I will do more experimenting with BIOS settings to see if somehow there are AGP issues that can be resolved.

Meanwhile, I did a set of benches to show the performance difference between running 1100 at 10×110 and 11×100:

Bench

T-Bird 10×110

T-Bird 11×100

% chg

SiSandra CPU

3070/1534

3098/1494

0.9/-2.6%

SiSandra MM

3749/5142

3738/5188

-0.3/0.9%

SiSandra Memory

489/608

457/548

-6.5/-9.9%

Quake

152.5/149.1

149.3/144.4

-2.1/-3.2%

3DM2500 800x600x16

8632

8510

-1.4%

3DM2500 800x600x32

6796

6754

-0.6%

Pi Solver 1M

140 sec

142 sec

1.4%

Content Creation

36.8

34.8

-5.4%

The biggest difference shows up in SiSandra memory scores, with the impact varying across the benches; worst case, expect about a 5% performance hit. In many instances, I doubt you will perceive a difference on the screen. The hit is not too severe and if stability is an issue in your particular app, running at 100 FSB is an OK compromise.

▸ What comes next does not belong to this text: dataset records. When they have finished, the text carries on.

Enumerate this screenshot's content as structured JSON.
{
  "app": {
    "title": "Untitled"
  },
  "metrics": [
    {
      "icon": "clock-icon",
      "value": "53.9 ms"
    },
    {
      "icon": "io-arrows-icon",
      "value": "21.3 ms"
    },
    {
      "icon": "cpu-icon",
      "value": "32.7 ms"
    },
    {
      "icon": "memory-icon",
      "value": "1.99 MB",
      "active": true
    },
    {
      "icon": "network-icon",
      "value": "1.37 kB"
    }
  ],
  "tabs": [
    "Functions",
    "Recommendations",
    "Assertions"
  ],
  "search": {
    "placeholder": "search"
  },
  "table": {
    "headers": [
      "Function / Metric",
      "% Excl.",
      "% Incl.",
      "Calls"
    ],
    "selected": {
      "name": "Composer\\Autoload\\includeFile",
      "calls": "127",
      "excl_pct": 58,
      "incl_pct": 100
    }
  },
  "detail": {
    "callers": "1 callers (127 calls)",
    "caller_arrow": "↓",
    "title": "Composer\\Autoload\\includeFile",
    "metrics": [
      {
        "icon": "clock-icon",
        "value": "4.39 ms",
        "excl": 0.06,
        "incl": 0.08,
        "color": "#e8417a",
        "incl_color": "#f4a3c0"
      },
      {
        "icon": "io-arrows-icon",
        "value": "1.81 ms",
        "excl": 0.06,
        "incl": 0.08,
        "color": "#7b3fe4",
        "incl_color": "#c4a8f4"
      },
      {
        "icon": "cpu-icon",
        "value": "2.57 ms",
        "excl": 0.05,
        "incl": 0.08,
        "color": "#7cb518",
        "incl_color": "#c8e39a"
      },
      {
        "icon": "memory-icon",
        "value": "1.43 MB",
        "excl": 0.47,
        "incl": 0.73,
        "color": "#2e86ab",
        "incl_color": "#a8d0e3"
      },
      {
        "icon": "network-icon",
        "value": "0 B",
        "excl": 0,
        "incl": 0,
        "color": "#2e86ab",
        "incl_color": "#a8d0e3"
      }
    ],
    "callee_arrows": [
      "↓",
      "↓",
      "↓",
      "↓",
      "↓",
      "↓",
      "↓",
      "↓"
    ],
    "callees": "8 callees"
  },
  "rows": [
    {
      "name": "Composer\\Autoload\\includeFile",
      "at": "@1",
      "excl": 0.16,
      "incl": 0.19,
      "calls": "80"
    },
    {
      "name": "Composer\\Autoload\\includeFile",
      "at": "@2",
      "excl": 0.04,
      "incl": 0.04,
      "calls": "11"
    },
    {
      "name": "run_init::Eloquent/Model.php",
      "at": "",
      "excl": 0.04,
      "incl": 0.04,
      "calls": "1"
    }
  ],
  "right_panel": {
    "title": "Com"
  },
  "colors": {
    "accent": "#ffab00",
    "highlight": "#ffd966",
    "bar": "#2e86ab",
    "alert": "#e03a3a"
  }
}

Bottom Line: AMD makes a very impressive CPU, giving Intel a real run for the $, then decides to irreversibly multiplier lock them – effectively thumbing its nose at the “performance market”.

The issue confronting us is the viability of FSB overclocking Socket A CPUs; right now, Socket A motherboards are running “crippled” – none seem capable of getting beyond 120 FSB. Makes you wonder what’s at work here – something we plan to look into more closely.